The ring of Witt vectors is p-torsion free and p-adically complete

In this file, we prove that the ring of Witt vectors 𝕎 k is p-torsion free and p-adically complete when k is a perfect ring of characteristic p.

Main declarations

• WittVector.eq_zero_of_p_mul_eq_zero : If k is a perfect ring of characteristic p, then the Witt vector 𝕎 k is p-torsion free.
• isAdicCompleteIdealSpanP : If k is a perfect ring of characteristic p, then the Witt vector 𝕎 k is p-adically complete.

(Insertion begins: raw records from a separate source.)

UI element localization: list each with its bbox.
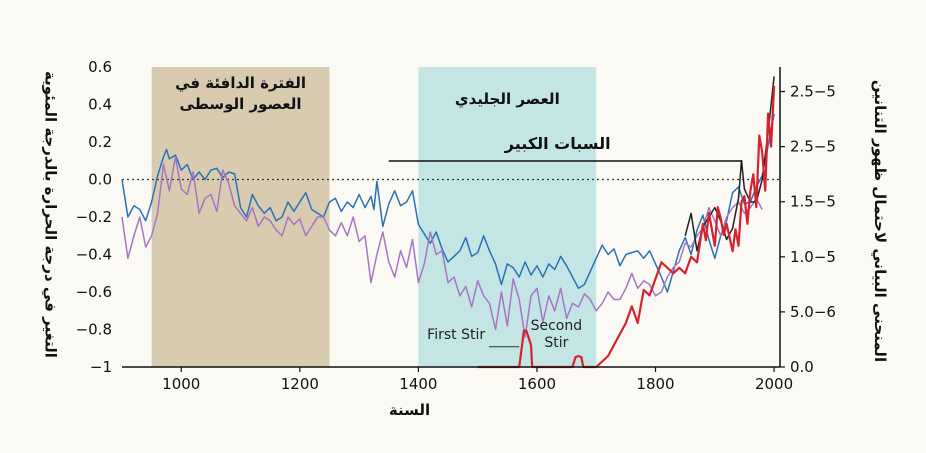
series-lines: [121, 76, 776, 369]
left-tick-label: 0.2: [88, 133, 112, 151]
right-tick-label: 5.0−6: [790, 303, 836, 321]
region-0-label-line1: الفترة الدافئة في: [175, 74, 306, 92]
x-tick-label: 1000: [162, 375, 200, 393]
grand-slumber-bracket: السبات الكبير: [388, 134, 743, 169]
series-line-0: [121, 113, 775, 293]
right-axis-title-text: المنحنى البياني لاحتمال ظهور التنانين: [871, 79, 889, 363]
first-stir-label: First Stir: [427, 327, 485, 343]
right-tick-label: 1.0−5: [790, 248, 836, 266]
region-0-label-line2: العصور الوسطى: [180, 95, 302, 113]
right-tick-label: 2.5−5: [790, 83, 836, 101]
region-1-label-line1: العصر الجليدي: [455, 90, 560, 109]
shaded-regions: الفترة الدافئة في العصور الوسطى العصر الجل…: [151, 67, 597, 367]
left-tick-label: −0.8: [76, 321, 112, 339]
x-tick-label: 1400: [399, 375, 437, 393]
left-axis-title-text: التغير في درجة الحرارة بالدرجة المئوية: [41, 71, 60, 358]
x-axis-title: السنة: [389, 401, 430, 419]
x-tick-label: 1600: [518, 375, 556, 393]
x-tick-label: 1200: [281, 375, 319, 393]
region-0: [151, 67, 330, 367]
bracket-label: السبات الكبير: [504, 134, 611, 153]
left-tick-label: −1: [90, 358, 112, 376]
left-tick-label: −0.4: [76, 246, 112, 264]
left-tick-label: 0.4: [88, 96, 112, 114]
right-tick-label: 2.5−5: [790, 138, 836, 156]
axes: [122, 67, 781, 368]
x-tick-label: 1800: [636, 375, 674, 393]
left-tick-label: −0.6: [76, 283, 112, 301]
left-tick-label: 0.6: [88, 58, 112, 76]
series-line-1: [121, 156, 763, 338]
right-tick-label: 0.0: [790, 358, 814, 376]
right-tick-label: 1.5−5: [790, 193, 836, 211]
x-tick-label: 2000: [755, 375, 793, 393]
left-axis-title: التغير في درجة الحرارة بالدرجة المئوية: [41, 25, 60, 405]
right-axis-title: المنحنى البياني لاحتمال ظهور التنانين: [871, 51, 889, 391]
second-stir-label-line2: Stir: [544, 335, 568, 351]
bracket-line: [388, 160, 743, 169]
series-line-3: [477, 85, 776, 369]
left-tick-label: 0.0: [88, 171, 112, 189]
second-stir-label-line1: Second: [531, 318, 583, 334]
tick-labels: 1000 1200 1400 1600 1800 2000 0.6 0.4 0.2 0.0 −0.2…: [76, 58, 836, 393]
left-tick-label: −0.2: [76, 208, 112, 226]
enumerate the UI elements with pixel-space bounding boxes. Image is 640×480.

theorem WittVector.le_coeff_eq_iff_le_sub_coeff_eq_zero {p : ℕ} [hp : Fact (Nat.Prime p)] {k : Type u_1} [CommRing k] {x y : WittVector p k} {n : ℕ} : (∀ i < n, x.coeff i = y.coeff i) ↔ ∀ i < n, (x - y).coeff i = 0

theorem WittVector.eq_zero_of_p_mul_eq_zero {p : ℕ} [hp : Fact (Nat.Prime p)] {k : Type u_1} [CommRing k] [CharP k p] [PerfectRing k p] (x : WittVector p k) (h : x * ↑p = 0) : x = 0

If k is a perfect ring of characteristic p, then the ring of Witt vectors 𝕎 k is p-torsion free.

theorem WittVector.mem_span_p_iff_coeff_zero_eq_zero {p : ℕ} [hp : Fact (Nat.Prime p)] {k : Type u_1} [CommRing k] [CharP k p] [PerfectRing k p] (x : WittVector p k) : x ∈ Ideal.span {↑p} ↔ x.coeff 0 = 0

If k is a perfect ring of characteristic p, a Witt vector x : 𝕎 k falls in ideal generated by p if and only if its zeroth coefficient is 0.

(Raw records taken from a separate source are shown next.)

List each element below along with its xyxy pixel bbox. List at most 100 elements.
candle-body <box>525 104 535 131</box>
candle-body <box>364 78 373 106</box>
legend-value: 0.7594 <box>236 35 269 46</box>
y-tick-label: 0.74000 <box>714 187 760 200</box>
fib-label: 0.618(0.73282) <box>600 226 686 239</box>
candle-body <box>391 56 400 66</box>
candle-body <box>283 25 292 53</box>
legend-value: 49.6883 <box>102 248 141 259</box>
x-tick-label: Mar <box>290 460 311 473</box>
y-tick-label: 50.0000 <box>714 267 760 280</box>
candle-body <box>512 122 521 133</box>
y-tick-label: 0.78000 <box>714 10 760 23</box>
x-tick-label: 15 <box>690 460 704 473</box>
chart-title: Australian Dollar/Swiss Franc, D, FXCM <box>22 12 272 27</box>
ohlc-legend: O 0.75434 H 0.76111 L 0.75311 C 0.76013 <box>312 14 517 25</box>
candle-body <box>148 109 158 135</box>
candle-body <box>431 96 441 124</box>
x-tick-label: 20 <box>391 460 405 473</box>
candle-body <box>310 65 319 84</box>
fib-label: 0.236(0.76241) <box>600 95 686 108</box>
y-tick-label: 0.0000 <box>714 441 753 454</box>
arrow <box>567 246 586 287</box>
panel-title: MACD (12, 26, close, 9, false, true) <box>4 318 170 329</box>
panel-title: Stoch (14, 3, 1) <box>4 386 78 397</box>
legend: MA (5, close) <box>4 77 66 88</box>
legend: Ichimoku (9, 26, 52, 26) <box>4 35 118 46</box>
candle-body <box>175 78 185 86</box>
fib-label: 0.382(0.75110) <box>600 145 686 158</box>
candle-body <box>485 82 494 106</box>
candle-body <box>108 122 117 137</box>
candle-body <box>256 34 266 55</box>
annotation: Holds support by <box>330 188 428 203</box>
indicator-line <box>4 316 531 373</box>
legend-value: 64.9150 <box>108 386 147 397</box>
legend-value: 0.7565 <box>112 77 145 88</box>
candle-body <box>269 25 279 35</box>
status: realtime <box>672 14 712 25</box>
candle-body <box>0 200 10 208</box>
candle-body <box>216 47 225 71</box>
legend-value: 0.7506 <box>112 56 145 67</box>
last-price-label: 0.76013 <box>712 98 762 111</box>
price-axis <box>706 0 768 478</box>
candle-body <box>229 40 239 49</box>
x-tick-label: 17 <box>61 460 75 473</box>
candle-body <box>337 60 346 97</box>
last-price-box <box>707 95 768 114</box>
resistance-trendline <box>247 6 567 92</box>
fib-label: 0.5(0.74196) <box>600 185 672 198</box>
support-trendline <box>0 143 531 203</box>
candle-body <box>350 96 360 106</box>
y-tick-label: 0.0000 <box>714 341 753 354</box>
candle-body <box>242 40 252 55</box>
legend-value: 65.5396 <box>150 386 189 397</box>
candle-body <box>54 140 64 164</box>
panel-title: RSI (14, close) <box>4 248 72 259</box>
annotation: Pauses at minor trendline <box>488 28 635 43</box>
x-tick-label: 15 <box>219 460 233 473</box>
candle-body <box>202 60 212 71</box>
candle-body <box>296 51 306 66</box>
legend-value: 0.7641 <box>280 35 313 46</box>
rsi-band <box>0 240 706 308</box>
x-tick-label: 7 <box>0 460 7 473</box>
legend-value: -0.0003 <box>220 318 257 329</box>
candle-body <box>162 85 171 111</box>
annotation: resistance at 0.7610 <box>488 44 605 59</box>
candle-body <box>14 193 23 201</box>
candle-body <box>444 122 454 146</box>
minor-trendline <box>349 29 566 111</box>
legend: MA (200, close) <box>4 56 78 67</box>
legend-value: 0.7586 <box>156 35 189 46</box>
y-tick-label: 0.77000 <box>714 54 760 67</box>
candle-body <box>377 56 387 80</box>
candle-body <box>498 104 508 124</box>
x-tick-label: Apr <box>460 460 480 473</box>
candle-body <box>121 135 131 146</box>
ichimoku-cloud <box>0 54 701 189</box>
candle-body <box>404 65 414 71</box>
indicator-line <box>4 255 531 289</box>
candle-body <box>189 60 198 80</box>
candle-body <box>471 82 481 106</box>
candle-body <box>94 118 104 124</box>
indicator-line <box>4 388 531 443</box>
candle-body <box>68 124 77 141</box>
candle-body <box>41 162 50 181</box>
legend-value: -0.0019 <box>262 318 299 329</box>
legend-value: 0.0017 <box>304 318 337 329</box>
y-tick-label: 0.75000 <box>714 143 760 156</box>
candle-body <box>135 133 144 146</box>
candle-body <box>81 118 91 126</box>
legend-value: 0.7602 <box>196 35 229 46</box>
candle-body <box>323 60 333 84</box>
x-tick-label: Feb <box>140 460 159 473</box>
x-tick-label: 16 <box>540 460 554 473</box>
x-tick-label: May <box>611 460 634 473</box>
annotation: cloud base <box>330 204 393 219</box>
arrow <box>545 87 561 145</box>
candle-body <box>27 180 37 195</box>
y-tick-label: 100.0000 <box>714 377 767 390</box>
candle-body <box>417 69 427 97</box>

theorem WittVector.mem_span_p_pow_iff_le_coeff_eq_zero {p : ℕ} [hp : Fact (Nat.Prime p)] {k : Type u_1} [CommRing k] [CharP k p] [PerfectRing k p] (x : WittVector p k) (n : ℕ) : x ∈ Ideal.span {↑p ^ n} ↔ ∀ m < n, x.coeff m = 0

If k is a perfect ring of characteristic p, a Witt vector x : 𝕎 k falls in ideal generated by p ^ n if and only if its initial n coefficients are 0.

theorem WittVector.ker_constantCoeff {p : ℕ} [hp : Fact (Nat.Prime p)] {k : Type u_1} [CommRing k] [CharP k p] [PerfectRing k p] : RingHom.ker constantCoeff = Ideal.span {↑p}

noncomputable def WittVector.quotientPEquiv {p : ℕ} [hp : Fact (Nat.Prime p)] {k : Type u_1} [CommRing k] [CharP k p] [PerfectRing k p] : WittVector p k ⧸ Ideal.span {↑p} ≃+* k

If k is a perfect ring of characteristic p, there is an isomorphism between the quotient 𝕎 k / p and k.

@[simp]

theorem WittVector.quotientPEquiv_mk {p : ℕ} [hp : Fact (Nat.Prime p)] {k : Type u_1} [CommRing k] [CharP k p] [PerfectRing k p] (x : WittVector p k) : quotientPEquiv (Quot.mk (⇑(Submodule.quotientRel (Ideal.span {↑p}))) x) = constantCoeff x

instance WittVector.isAdicCompleteIdealSpanP {p : ℕ} [hp : Fact (Nat.Prime p)] {k : Type u_1} [CommRing k] [CharP k p] [PerfectRing k p] : IsAdicComplete (Ideal.span {↑p}) (WittVector p k)

If k is a perfect ring of characteristic p, then the ring of Witt vectors 𝕎 k is p-adically complete.